Cost structure / standard tiers
Rollovers and blank sailings do not carry a direct carrier fee but generate downstream cost through delayed free-time start and compressed planning windows.
| Event | Typical Arrival Delay | Downstream Impact |
|---|---|---|
| Single rollover (spot booking) | One sailing cycle, often 1-2 weeks | Free-time clock start delayed by same amount |
| Blank sailing (full voyage cancelled) | One full service rotation, 1-2 weeks | All booked cargo on that voyage rebooked; compounding delay if rebooked voyage also rolls |
| Contracted/guaranteed allocation | Lower rollover rate than spot | Fewer disruptions but not immune during severe capacity events |
| Repeated rollovers (multi-cycle) | 2-4+ weeks cumulative | Significant compression of downstream delivery and appointment windows |
Because free time begins at vessel discharge, any rollover or blank sailing delay is additive to the original transit estimate and directly shortens the practical window available for drayage and warehouse scheduling once the container does arrive.

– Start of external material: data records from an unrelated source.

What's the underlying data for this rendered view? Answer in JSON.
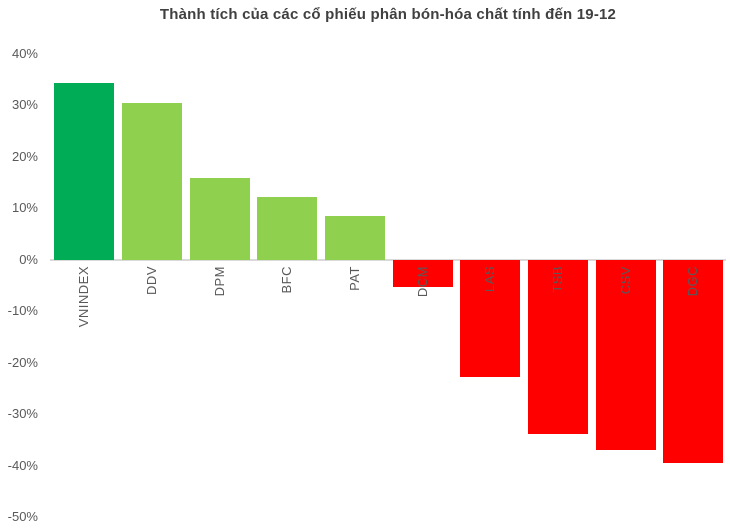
{
  "title": "Thành tích của các cổ phiếu phân bón-hóa chất tính đến 19-12",
  "colors": {
    "index_green": "#00AC56",
    "stock_green": "#8FD14F",
    "negative_red": "#FF0000",
    "axis_line": "#D9D9D9",
    "tick_text": "#595959",
    "title_text": "#404040",
    "bar_label_text": "#595959",
    "background": "#FFFFFF"
  },
  "chart_data": {
    "type": "bar",
    "title": "Thành tích của các cổ phiếu phân bón-hóa chất tính đến 19-12",
    "categories": [
      "VNINDEX",
      "DDV",
      "DPM",
      "BFC",
      "PAT",
      "DCM",
      "LAS",
      "TSB",
      "CSV",
      "DGC"
    ],
    "values": [
      34.4,
      30.4,
      15.9,
      12.2,
      8.6,
      -5.2,
      -22.7,
      -33.9,
      -37.0,
      -39.5
    ],
    "bar_colors": [
      "#00AC56",
      "#8FD14F",
      "#8FD14F",
      "#8FD14F",
      "#8FD14F",
      "#FF0000",
      "#FF0000",
      "#FF0000",
      "#FF0000",
      "#FF0000"
    ],
    "xlabel": "",
    "ylabel": "",
    "ylim": [
      -50,
      40
    ],
    "ytick_labels": [
      "40%",
      "30%",
      "20%",
      "10%",
      "0%",
      "-10%",
      "-20%",
      "-30%",
      "-40%",
      "-50%"
    ],
    "ytick_values": [
      40,
      30,
      20,
      10,
      0,
      -10,
      -20,
      -30,
      -40,
      -50
    ],
    "grid": false,
    "legend": "none",
    "category_label_rotation": -90,
    "category_label_position": "below-zero-axis"
  }
}
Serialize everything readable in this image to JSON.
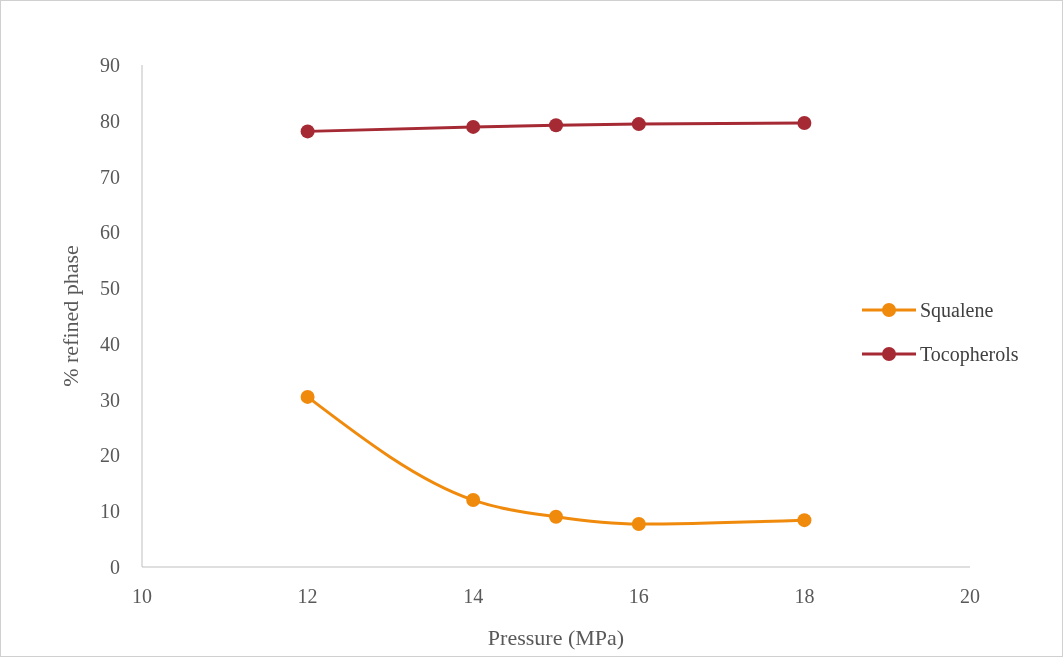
{
  "chart_data": {
    "type": "line",
    "xlabel": "Pressure (MPa)",
    "ylabel": "% refined phase",
    "x": [
      12,
      14,
      15,
      16,
      18
    ],
    "series": [
      {
        "name": "Squalene",
        "color": "#f08a0c",
        "values": [
          30.5,
          12.0,
          9.0,
          7.7,
          8.4
        ]
      },
      {
        "name": "Tocopherols",
        "color": "#a52a34",
        "values": [
          78.1,
          78.9,
          79.2,
          79.4,
          79.6
        ]
      }
    ],
    "xlim": [
      10,
      20
    ],
    "xticks": [
      10,
      12,
      14,
      16,
      18,
      20
    ],
    "ylim": [
      0,
      90
    ],
    "yticks": [
      0,
      10,
      20,
      30,
      40,
      50,
      60,
      70,
      80,
      90
    ],
    "grid": false,
    "legend": "right",
    "marker": "circle",
    "line_style": "solid"
  }
}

Risk mitigation / operational guidance
For time-sensitive cargo, use contracted or guaranteed-space allocations rather than spot bookings where volume justifies it, since carriers generally protect contracted allocations first when managing vessel capacity. Confirm cargo has reached "loaded" status — not just "booked" — as the vessel's departure approaches, since loaded status is the practical indicator that a rollover did not occur for that sailing. Once a rollover or blank sailing is identified, promptly update downstream stakeholders (warehouse receiving, drayage providers, retail consignees), since the revised ETA shifts free-time calculations and appointment scheduling. Build schedule buffers into delivery commitments for any cargo on lanes with recent blank sailing activity, since a second rollover on the rebooked voyage compounds the original delay.